Other key points from C.A.R.’s November 2022 resale housing report include:

 -- At the regional level, Southern California saw the biggest year-over-year sales drop again as all six counties within the region marked sales declines of more than 44 percent in November 2022.

-- Sharp declines in housing demand continued to apply downward pressure on home prices as median prices in three of the five major regions dropped mildly from a year ago. Southern California’s (0.0 percent) median prices were virtually unchanged or flat on a year-over-year basis, despite having the largest sales drops among all regions in November 2022.

-- More counties began to experience negative price growth in November 2022 as 33 counties registered median prices decline, a jump from 22 counties compared to the prior month.

November 2022 County Unsold Inventory and Days on Market
(Regional and condo sales data not seasonally adjusted)

November 2022 County Unsold Inventory and Days on Market

-- Housing inventory in November 2022 in California continued to rise both month-to-month and year-to-year as the market entered its holiday season and home sellers remained on the sideline. The statewide unsold inventory index was 3.3 months in November 2022 and 3.2 months in October 2022. The November 2022 index was more than double the level of 1.6 months in November 2021.

-- Housing supply in California increased in November 2022 in all price ranges by 88 percent compared to a year ago in November 2021. Unsold inventory in the $1 million+ price range rose the most (128.6 percent), followed by the $500,000-$749,000 price range (113.3 percent), the $750,000- $999,000 (113.3 percent) and the sub-$500,000 (88.9 percent) ranges.

-- In San Diego, the inventory of available homes for sale in November 2022 declined to 2.9 months, compared to 3.0 months in October 2022 and 1.3 months a year ago in November 2021. Other inventory figures in 2022 include 2.7 months in September, 2.5 months in August, 3.1 months in July, 2.4 months in June, 1.9 months in May, 1.6 months in April and 1.4 months in March.
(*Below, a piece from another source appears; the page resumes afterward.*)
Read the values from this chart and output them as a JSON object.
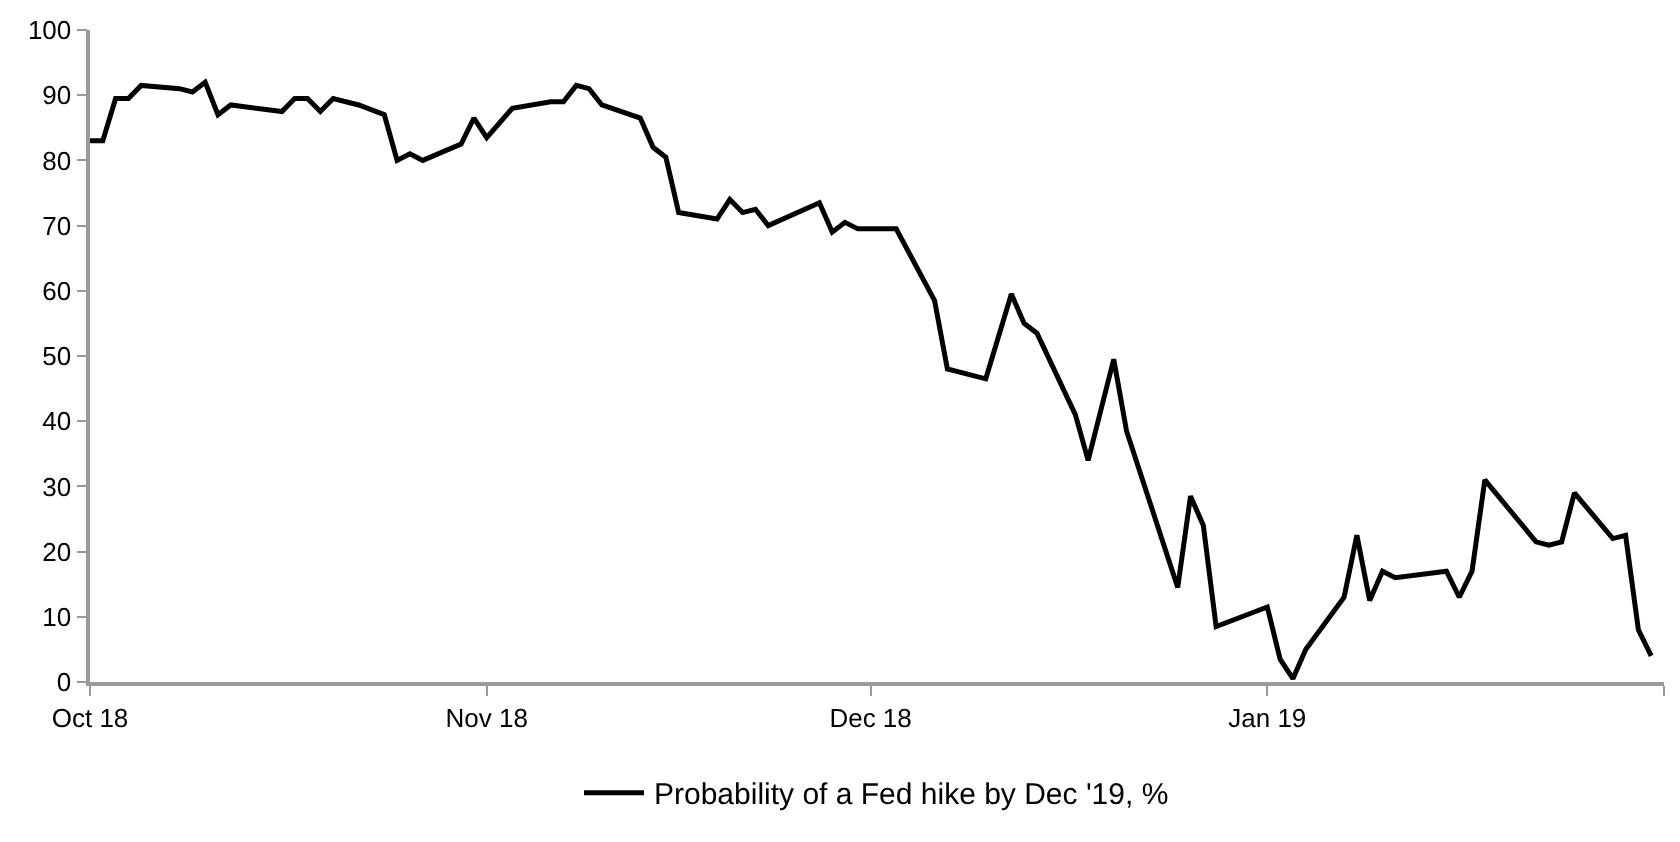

Inventory levels indicate the number of months it would take for the available supply of homes on the market to sell-out given the current rate of sales.

-- The median number of days it took to sell a California single-family home was 24 days in November 2022, compared to 23 days in October 2022, 22 days in September 2022, 19 days in August 2022 and 11 November 2021.

-- In San Diego, the median number of days it took to sell an existing, single-family home was 18 days in both November 2022 and October 2022, compared to 19 days in September 2022 and nine days in November 2021. Other days-on-market figures in 2022 include 15 days in August, 10 days in July, eight days in June and seven days in May and April. The median represents a time when half the homes sell above it and half below it.

 -- Once again, the statewide, sales-price-to-list-price ratio remained at below 100 percent. It was 96.7 in November 2022, compared to 97.3 percent in October 2022, 97.7 percent in September 2022 and 98.4 percent in August 2022. A year ago in 2021, it was 104 percent in November, 101.5 percent in October, 101.9 percent in September and 102.8 percent in August. The sales-to-list-price ratio is an indicator that reflects the negotiation power of home buyers and home sellers under current market conditions. The ratio is calculated by dividing the final sales price of a property by its last list price and is expressed as a percentage. A sales-to-list ratio with 100 percent or above suggests that the property sold for more than the list price, and a ratio below 100 percent indicates that the price sold below the asking price.

-- The 30-year, fixed-mortgage interest rate averaged 6.81 percent in November 2022, up from 3.07 percent in November 2021, according to Freddie Mac. The five-year, adjustable mortgage interest rate averaged 6.01 percent, compared to 2.51 percent in November 2021.